Swift 2: Swift 2 . : @testable import TargetName.

[...] a unit test target , @testable .

from : - unit test

+1

As you noticed from your debugger, the problem is that when you run the test, the subclass NSManagedObjectis actually <Product Name>Tests.<Subclass Name>instead <Product Name>.<Subclass Name>. One way to solve this is to dynamically change the class name of the subclass NSManagedObjectwith something like:

    let managedObjectModel = NSManagedObjectModel.mergedModelFromBundles([NSBundle.mainBundle()])!

    // Check if it is within the test environment
    let environment = NSProcessInfo.processInfo().environment as! [String : AnyObject]
    let isTestEnvironment = (environment["XCInjectBundle"] as?

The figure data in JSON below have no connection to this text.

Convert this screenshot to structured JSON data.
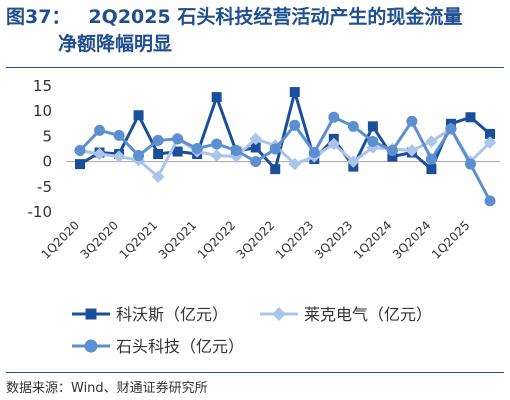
{
  "figure_label": "图37：",
  "title_line1": "2Q2025 石头科技经营活动产生的现金流量",
  "title_line2": "净额降幅明显",
  "source": "数据来源：Wind、财通证券研究所",
  "colors": {
    "kewosi": "#1a4f9c",
    "laike": "#aac4ea",
    "shitou": "#5b8fd0",
    "title": "#1f4f8f"
  },
  "chart_data": {
    "type": "line",
    "categories": [
      "1Q2020",
      "2Q2020",
      "3Q2020",
      "4Q2020",
      "1Q2021",
      "2Q2021",
      "3Q2021",
      "4Q2021",
      "1Q2022",
      "2Q2022",
      "3Q2022",
      "4Q2022",
      "1Q2023",
      "2Q2023",
      "3Q2023",
      "4Q2023",
      "1Q2024",
      "2Q2024",
      "3Q2024",
      "4Q2024",
      "1Q2025",
      "2Q2025"
    ],
    "x_tick_labels": [
      "1Q2020",
      "3Q2020",
      "1Q2021",
      "3Q2021",
      "1Q2022",
      "3Q2022",
      "1Q2023",
      "3Q2023",
      "1Q2024",
      "3Q2024",
      "1Q2025"
    ],
    "ylim": [
      -10,
      15
    ],
    "yticks": [
      -10,
      -5,
      0,
      5,
      10,
      15
    ],
    "legend_position": "bottom",
    "series": [
      {
        "name": "科沃斯（亿元）",
        "marker": "square",
        "values": [
          -0.5,
          1.8,
          1.5,
          9.2,
          1.5,
          2.0,
          1.5,
          12.8,
          2.0,
          2.8,
          -1.5,
          13.8,
          0.5,
          4.5,
          -1.0,
          7.0,
          1.0,
          1.8,
          -1.5,
          7.5,
          8.8,
          5.5
        ]
      },
      {
        "name": "莱克电气（亿元）",
        "marker": "diamond",
        "values": [
          2.2,
          1.5,
          1.0,
          0.3,
          -3.0,
          4.5,
          2.0,
          1.2,
          1.0,
          4.5,
          3.2,
          -0.5,
          1.0,
          3.5,
          0.0,
          2.8,
          2.5,
          2.2,
          4.0,
          6.5,
          0.0,
          3.8
        ]
      },
      {
        "name": "石头科技（亿元）",
        "marker": "circle",
        "values": [
          2.2,
          6.2,
          5.2,
          1.2,
          4.2,
          4.5,
          2.6,
          3.5,
          2.2,
          0.0,
          2.5,
          7.2,
          1.8,
          8.8,
          7.0,
          4.0,
          2.2,
          8.0,
          0.5,
          6.5,
          -0.5,
          -7.8
        ]
      }
    ]
  }
}
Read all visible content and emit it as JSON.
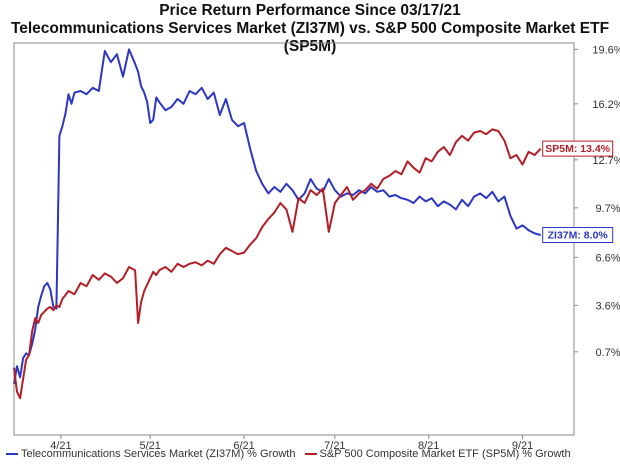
{
  "title_line1": "Price Return Performance Since 03/17/21",
  "title_line2": "Telecommunications Services Market (ZI37M)   vs.   S&P 500 Composite Market ETF (SP5M)",
  "chart_data": {
    "type": "line",
    "title": "Price Return Performance Since 03/17/21",
    "subtitle": "Telecommunications Services Market (ZI37M) vs. S&P 500 Composite Market ETF (SP5M)",
    "x_tick_labels": [
      "4/21",
      "5/21",
      "6/21",
      "7/21",
      "8/21",
      "9/21"
    ],
    "x_tick_pos": [
      15.5,
      45,
      76,
      106,
      137,
      168
    ],
    "xlim": [
      0,
      185
    ],
    "y_ticks": [
      "0.7%",
      "3.6%",
      "6.6%",
      "9.7%",
      "12.7%",
      "16.2%",
      "19.6%"
    ],
    "y_tick_values": [
      0.7,
      3.6,
      6.6,
      9.7,
      12.7,
      16.2,
      19.6
    ],
    "ylim": [
      -4.5,
      20.0
    ],
    "series": [
      {
        "name": "Telecommunications Services Market (ZI37M) % Growth",
        "short": "ZI37M",
        "end_label": "ZI37M: 8.0%",
        "color": "#2b37c4",
        "x": [
          0,
          1,
          2,
          3,
          4,
          5,
          6,
          7,
          8,
          9,
          10,
          11,
          12,
          13,
          14,
          15,
          16,
          17,
          18,
          19,
          20,
          22,
          24,
          26,
          28,
          30,
          32,
          34,
          36,
          38,
          40,
          41,
          42,
          43,
          44,
          45,
          46,
          47,
          48,
          50,
          52,
          54,
          56,
          58,
          60,
          62,
          64,
          66,
          68,
          70,
          72,
          74,
          76,
          78,
          80,
          82,
          84,
          86,
          88,
          90,
          92,
          94,
          96,
          98,
          100,
          102,
          104,
          106,
          108,
          110,
          112,
          114,
          116,
          118,
          120,
          122,
          124,
          126,
          128,
          130,
          132,
          134,
          136,
          138,
          140,
          142,
          144,
          146,
          148,
          150,
          152,
          154,
          156,
          158,
          160,
          162,
          164,
          166,
          168,
          170,
          172,
          174
        ],
        "y": [
          -1.3,
          -0.2,
          -0.9,
          0.3,
          0.6,
          0.5,
          1.2,
          2.1,
          3.5,
          4.2,
          4.8,
          5.0,
          4.6,
          3.5,
          3.4,
          14.2,
          14.8,
          15.6,
          16.8,
          16.2,
          16.9,
          17.0,
          16.8,
          17.2,
          17.0,
          19.5,
          18.8,
          19.3,
          17.9,
          19.6,
          18.7,
          18.2,
          17.3,
          16.9,
          16.3,
          15.0,
          15.2,
          16.6,
          16.3,
          15.8,
          16.0,
          16.5,
          16.2,
          17.0,
          16.8,
          17.2,
          16.5,
          16.9,
          15.5,
          16.5,
          15.2,
          14.8,
          15.0,
          13.4,
          12.0,
          11.2,
          10.6,
          11.0,
          10.7,
          11.2,
          10.8,
          10.2,
          10.6,
          11.5,
          10.9,
          10.7,
          11.5,
          10.8,
          10.4,
          10.6,
          10.5,
          10.8,
          10.6,
          11.0,
          10.7,
          10.8,
          10.4,
          10.5,
          10.3,
          10.2,
          10.0,
          10.4,
          10.1,
          10.3,
          9.8,
          10.1,
          9.9,
          9.6,
          10.2,
          9.8,
          10.4,
          10.6,
          10.3,
          10.7,
          10.1,
          10.4,
          9.2,
          8.4,
          8.6,
          8.3,
          8.1,
          8.0
        ],
        "last_value": 8.0
      },
      {
        "name": "S&P 500 Composite Market ETF (SP5M) % Growth",
        "short": "SP5M",
        "end_label": "SP5M: 13.4%",
        "color": "#b31e27",
        "x": [
          0,
          1,
          2,
          3,
          4,
          5,
          6,
          7,
          8,
          9,
          10,
          11,
          12,
          13,
          14,
          15,
          16,
          18,
          20,
          22,
          24,
          26,
          28,
          30,
          32,
          34,
          36,
          38,
          40,
          41,
          42,
          43,
          44,
          45,
          46,
          47,
          48,
          50,
          52,
          54,
          56,
          58,
          60,
          62,
          64,
          66,
          68,
          70,
          72,
          74,
          76,
          78,
          80,
          82,
          84,
          86,
          88,
          90,
          92,
          94,
          96,
          98,
          100,
          102,
          104,
          106,
          108,
          110,
          112,
          114,
          116,
          118,
          120,
          122,
          124,
          126,
          128,
          130,
          132,
          134,
          136,
          138,
          140,
          142,
          144,
          146,
          148,
          150,
          152,
          154,
          156,
          158,
          160,
          162,
          164,
          166,
          168,
          170,
          172,
          174
        ],
        "y": [
          -0.3,
          -1.8,
          -2.2,
          -1.0,
          0.2,
          0.5,
          2.0,
          2.8,
          2.5,
          3.0,
          3.2,
          3.4,
          3.5,
          3.3,
          3.6,
          3.5,
          4.0,
          4.5,
          4.3,
          5.0,
          4.8,
          5.5,
          5.2,
          5.6,
          5.4,
          5.0,
          5.3,
          6.0,
          5.8,
          2.5,
          3.8,
          4.5,
          4.9,
          5.3,
          5.7,
          5.5,
          5.8,
          6.0,
          5.7,
          6.2,
          6.0,
          6.2,
          6.3,
          6.1,
          6.4,
          6.2,
          6.8,
          7.2,
          7.0,
          6.8,
          6.9,
          7.4,
          7.8,
          8.5,
          9.0,
          9.4,
          10.0,
          9.6,
          8.2,
          10.3,
          10.0,
          10.8,
          10.5,
          10.9,
          8.2,
          10.0,
          10.5,
          11.0,
          10.2,
          10.6,
          10.8,
          11.2,
          10.9,
          11.5,
          11.7,
          12.0,
          11.8,
          12.6,
          12.2,
          11.9,
          12.8,
          12.6,
          13.2,
          13.5,
          13.0,
          13.8,
          14.2,
          13.9,
          14.4,
          14.5,
          14.3,
          14.6,
          14.5,
          13.9,
          12.8,
          13.0,
          12.4,
          13.2,
          13.0,
          13.4
        ],
        "last_value": 13.4
      }
    ],
    "legend_position": "bottom",
    "grid": false
  }
}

String)?.pathExtension == "xctest"

    // Create the module name based on product name 
    let productName:String = NSBundle.mainBundle().infoDictionary?["CFBundleName"] as! String
    let moduleName = (isTestEnvironment) ? productName + "Tests" : productName

    let newManagedObjectModel:NSManagedObjectModel = managedObjectModel.copy() as! NSManagedObjectModel

    for entity in newManagedObjectModel.entities as! [NSEntityDescription] {
        entity.managedObjectClassName = "\(moduleName).\(entity.name!)"
    }

This helps circumvent class name mismatch.